На протяжении всех этих ночей и месяцев она передавала мне знания, которые невозможно записать, которые не поведает ни одна книга. Я научилась определять температуру воды, прислушиваясь к бурлению пузырьков. Я запомнила старинные напевы, которые исполняют во время сбора урожая, чтобы успокоить сок и почтить память погибших соцветий. Я наблюдала за паром, танцующим на поверхности чая, чтобы разобраться, какие вопросы нужно задать. Я приручила целые стада диких чайников. Марин показала мне, как связать двух людей через их чашки, чтобы они могли обмениваться доступными только им одним посланиями. Каждые четырнадцать дней я помешивала чай из долины Маски, который медленно ферментировался в своей сырой жестянке. Над ним трудились уже три поколения чаесловов, и потребуется еще два десятилетия, прежде чем он наберет полную силу.
– Этот чай, – говорила мне Марин, – нужно мешать четырнадцать раз в одну сторону, четырнадцать раз в другую каждые четырнадцать дней. Не забывай, это очень важно, такой чай можно сделать лишь раз в жизни, да и то не всегда. Когда этот закончится, я начну новый и передам его тебе.
Я помешивала, считая вслух, чтобы не ошибиться.

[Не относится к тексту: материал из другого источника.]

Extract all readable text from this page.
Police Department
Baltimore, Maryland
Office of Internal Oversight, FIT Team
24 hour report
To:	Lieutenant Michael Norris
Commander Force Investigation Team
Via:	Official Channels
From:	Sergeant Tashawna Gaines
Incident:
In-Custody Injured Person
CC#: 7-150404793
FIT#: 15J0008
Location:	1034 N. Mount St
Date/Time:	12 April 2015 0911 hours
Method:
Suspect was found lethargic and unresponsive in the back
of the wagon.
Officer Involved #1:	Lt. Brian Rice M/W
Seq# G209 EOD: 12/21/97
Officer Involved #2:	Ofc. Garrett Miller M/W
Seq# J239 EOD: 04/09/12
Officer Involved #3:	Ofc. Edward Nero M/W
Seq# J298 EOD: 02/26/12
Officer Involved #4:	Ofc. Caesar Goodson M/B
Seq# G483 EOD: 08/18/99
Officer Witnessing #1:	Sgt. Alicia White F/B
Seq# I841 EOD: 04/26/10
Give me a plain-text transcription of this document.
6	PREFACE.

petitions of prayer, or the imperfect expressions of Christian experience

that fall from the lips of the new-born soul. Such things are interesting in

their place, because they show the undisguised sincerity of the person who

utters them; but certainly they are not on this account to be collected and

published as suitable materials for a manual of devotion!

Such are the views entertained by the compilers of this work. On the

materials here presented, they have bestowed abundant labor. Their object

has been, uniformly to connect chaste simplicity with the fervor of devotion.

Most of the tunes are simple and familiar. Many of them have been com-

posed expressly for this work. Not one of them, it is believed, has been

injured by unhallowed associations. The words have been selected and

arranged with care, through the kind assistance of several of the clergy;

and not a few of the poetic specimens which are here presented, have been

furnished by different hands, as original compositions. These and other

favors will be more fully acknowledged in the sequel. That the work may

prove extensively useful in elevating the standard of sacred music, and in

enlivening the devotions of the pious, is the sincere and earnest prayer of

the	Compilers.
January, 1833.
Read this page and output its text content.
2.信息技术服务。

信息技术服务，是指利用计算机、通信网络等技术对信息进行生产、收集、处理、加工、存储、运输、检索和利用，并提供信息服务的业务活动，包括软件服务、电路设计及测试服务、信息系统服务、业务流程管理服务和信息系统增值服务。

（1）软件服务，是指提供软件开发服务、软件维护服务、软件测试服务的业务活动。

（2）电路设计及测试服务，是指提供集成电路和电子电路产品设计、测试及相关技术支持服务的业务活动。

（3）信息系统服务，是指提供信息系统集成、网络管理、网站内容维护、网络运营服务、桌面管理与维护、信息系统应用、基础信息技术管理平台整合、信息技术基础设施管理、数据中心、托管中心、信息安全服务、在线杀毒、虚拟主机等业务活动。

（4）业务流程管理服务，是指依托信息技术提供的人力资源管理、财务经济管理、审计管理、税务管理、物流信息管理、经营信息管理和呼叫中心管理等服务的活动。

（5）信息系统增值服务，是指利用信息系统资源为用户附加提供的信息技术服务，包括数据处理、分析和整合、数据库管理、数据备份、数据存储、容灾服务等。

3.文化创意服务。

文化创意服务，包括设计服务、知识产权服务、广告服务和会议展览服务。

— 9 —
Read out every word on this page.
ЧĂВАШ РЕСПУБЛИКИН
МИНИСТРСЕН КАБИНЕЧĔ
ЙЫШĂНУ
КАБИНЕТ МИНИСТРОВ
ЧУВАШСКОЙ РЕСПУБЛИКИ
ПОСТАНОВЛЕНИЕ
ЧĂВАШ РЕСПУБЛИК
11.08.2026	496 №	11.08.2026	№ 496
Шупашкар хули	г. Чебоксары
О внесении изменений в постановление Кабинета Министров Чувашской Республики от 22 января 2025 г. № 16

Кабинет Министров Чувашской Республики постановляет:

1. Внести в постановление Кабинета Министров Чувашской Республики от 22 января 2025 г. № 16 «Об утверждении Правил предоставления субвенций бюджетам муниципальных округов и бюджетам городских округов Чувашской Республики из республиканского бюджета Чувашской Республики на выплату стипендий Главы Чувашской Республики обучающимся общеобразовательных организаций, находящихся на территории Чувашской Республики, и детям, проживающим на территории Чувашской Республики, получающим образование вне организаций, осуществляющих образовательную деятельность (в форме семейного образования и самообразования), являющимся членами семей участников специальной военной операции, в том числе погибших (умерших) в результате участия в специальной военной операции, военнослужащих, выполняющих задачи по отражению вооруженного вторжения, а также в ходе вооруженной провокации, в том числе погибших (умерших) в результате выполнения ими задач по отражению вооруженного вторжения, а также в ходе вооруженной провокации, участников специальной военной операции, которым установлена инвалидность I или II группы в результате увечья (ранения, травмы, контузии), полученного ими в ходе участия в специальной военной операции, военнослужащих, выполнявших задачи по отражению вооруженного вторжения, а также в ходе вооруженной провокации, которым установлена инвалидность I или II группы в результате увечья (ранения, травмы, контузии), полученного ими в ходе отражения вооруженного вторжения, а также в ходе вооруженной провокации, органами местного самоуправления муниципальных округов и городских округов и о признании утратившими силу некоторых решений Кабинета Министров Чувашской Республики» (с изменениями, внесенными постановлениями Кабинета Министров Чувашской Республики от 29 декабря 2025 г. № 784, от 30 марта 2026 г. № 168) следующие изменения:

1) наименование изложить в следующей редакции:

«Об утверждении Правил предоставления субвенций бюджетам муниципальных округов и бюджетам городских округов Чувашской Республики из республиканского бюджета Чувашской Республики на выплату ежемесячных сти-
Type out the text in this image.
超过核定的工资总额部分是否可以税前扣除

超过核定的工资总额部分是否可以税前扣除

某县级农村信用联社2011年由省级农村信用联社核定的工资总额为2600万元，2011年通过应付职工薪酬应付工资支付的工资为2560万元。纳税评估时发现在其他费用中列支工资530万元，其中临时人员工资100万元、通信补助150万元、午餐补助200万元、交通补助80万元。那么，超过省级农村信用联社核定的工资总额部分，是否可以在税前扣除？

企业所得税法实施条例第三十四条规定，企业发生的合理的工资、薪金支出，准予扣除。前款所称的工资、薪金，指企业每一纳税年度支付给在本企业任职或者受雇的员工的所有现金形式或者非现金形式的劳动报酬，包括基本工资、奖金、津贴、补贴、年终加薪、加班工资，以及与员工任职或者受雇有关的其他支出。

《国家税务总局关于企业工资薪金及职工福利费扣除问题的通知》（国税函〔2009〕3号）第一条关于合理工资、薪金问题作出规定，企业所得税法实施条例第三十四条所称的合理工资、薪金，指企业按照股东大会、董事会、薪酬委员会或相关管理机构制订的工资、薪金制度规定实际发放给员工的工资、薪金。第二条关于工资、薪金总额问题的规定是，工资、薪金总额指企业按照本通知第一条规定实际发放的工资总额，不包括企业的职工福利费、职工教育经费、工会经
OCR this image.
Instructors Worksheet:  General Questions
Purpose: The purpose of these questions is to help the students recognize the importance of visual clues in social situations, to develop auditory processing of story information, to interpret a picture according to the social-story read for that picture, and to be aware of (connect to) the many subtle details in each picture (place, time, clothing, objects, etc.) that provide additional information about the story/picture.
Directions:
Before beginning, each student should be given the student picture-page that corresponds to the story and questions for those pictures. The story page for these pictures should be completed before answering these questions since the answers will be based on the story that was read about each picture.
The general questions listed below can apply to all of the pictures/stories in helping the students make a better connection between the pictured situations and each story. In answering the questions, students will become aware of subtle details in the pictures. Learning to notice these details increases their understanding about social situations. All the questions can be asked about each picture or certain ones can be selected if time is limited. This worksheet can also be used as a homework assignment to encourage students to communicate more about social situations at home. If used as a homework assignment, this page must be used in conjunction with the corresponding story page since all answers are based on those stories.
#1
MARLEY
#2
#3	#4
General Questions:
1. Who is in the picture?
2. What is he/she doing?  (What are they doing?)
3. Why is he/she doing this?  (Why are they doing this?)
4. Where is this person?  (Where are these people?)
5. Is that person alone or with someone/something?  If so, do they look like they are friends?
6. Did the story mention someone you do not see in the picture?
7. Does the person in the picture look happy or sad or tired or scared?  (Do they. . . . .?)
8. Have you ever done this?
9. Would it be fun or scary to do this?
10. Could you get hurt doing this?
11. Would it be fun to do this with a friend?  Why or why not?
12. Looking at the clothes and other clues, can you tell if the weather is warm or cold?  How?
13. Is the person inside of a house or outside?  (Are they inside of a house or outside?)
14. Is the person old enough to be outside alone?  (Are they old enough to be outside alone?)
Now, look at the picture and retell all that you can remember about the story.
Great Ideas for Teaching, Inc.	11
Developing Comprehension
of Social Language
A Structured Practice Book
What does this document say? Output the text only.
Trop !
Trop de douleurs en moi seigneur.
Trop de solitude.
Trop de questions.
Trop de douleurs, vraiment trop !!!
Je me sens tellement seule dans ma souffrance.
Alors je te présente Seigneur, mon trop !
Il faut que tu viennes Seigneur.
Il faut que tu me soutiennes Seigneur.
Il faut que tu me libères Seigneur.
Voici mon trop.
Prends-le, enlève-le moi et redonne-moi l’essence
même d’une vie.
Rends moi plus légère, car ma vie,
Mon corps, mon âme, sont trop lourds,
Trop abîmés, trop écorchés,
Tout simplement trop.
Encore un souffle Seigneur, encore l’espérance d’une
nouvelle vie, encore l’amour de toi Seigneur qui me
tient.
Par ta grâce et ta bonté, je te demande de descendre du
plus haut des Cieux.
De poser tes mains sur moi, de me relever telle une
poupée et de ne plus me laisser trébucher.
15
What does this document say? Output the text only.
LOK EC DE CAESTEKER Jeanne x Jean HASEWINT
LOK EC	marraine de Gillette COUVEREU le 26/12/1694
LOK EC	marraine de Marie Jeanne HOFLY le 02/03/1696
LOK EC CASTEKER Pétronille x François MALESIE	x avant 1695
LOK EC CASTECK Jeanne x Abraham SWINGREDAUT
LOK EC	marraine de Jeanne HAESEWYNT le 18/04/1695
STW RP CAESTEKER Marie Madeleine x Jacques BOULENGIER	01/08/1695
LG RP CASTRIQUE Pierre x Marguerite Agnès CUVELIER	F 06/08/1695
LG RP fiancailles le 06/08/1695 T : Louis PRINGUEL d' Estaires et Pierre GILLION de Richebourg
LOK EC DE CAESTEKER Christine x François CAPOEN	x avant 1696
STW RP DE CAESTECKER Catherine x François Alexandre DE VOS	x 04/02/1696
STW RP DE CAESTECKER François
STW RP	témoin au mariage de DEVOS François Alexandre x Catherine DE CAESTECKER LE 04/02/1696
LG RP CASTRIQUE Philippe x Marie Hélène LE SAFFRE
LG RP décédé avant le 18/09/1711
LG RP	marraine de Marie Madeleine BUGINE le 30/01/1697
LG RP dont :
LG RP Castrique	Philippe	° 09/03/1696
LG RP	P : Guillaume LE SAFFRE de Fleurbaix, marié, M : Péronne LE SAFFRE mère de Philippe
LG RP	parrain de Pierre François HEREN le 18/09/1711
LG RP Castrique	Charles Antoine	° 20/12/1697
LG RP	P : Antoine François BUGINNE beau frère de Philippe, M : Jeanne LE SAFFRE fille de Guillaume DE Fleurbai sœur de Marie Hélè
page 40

Прежде всего, я выгравировала в своей памяти точный рельеф долины странных вещей. Дикие чайные кусты, растущие там, уходят корнями в мощную почву долины Чудес. Даже в их почках есть сила, которая потом переходит в воду.
У Марин было всего три абсолютных запрета: приходить в башню надушенной, заставлять пить странночай того, кто этого не хочет, и отмечать расположение чайных кустов и влияние каждого терруара[11]. Больше всего она боялась, что ее заставят использовать листья в полицейских участках и судах во время допросов обвиняемых.
Что касается третьего правила, должна сказать, его я нарушила. Когда много знаешь о памяти, то не полагаешься только на свою.
Именно в этом и заключается сила странночаев: возрождать воспоминания и развязывать язык. Заполнять пробелы и молчание, за которыми прячутся додумывание, страхи и обиды. Короче говоря, открывать правду.
В лицее я тайком записывала в тетрадь список чаев и их действие.
Озеро Мильфон – раскрытие забытых секретов.
Па-де-Ладр – признание в преступлениях и мелких кражах.
Озеро Отье – воспоминание о чистых фактах без каких-либо своих суждений.
Гравьер – вечная связь между двумя людьми. (Выпейте по полчашки спина к спине – обменяйтесь чашками – допейте оставшееся. Разойдитесь, не глядя друг на друга. Оставьте себе листья и чашки для обмена посланиями.)
Графский мост поставит каждое воспоминание на свое место.
Тет-де-ла-Лав размыкает безмолвные уста.
Озеро Фенестр – открыть свой разум для других мнений, помимо собственного.
Перевал Коль-дю-Дьябль – воспоминания в мельчайших деталях.
Озеро Дрожи – ослабление страха, препятствующего речи.
Перевал Коль-де-ла-Куйоль – дополнительное мужество, чтобы признать правду.
Гора Пин-Пурри – преодоление обид и старых ссор.
Озеро Пти – пробуждение воспоминаний с момента рождения до шестилетнего возраста.
Коль-де-Вейос – для различения снов и реальных воспоминаний.
Долина Маски собирает и умножает силу всех странночаев. Требуется ферментация: сто четырнадцать лет.
Мон-Бего, долина Чудес – эффект неизвестен. Единственный чай без влияния?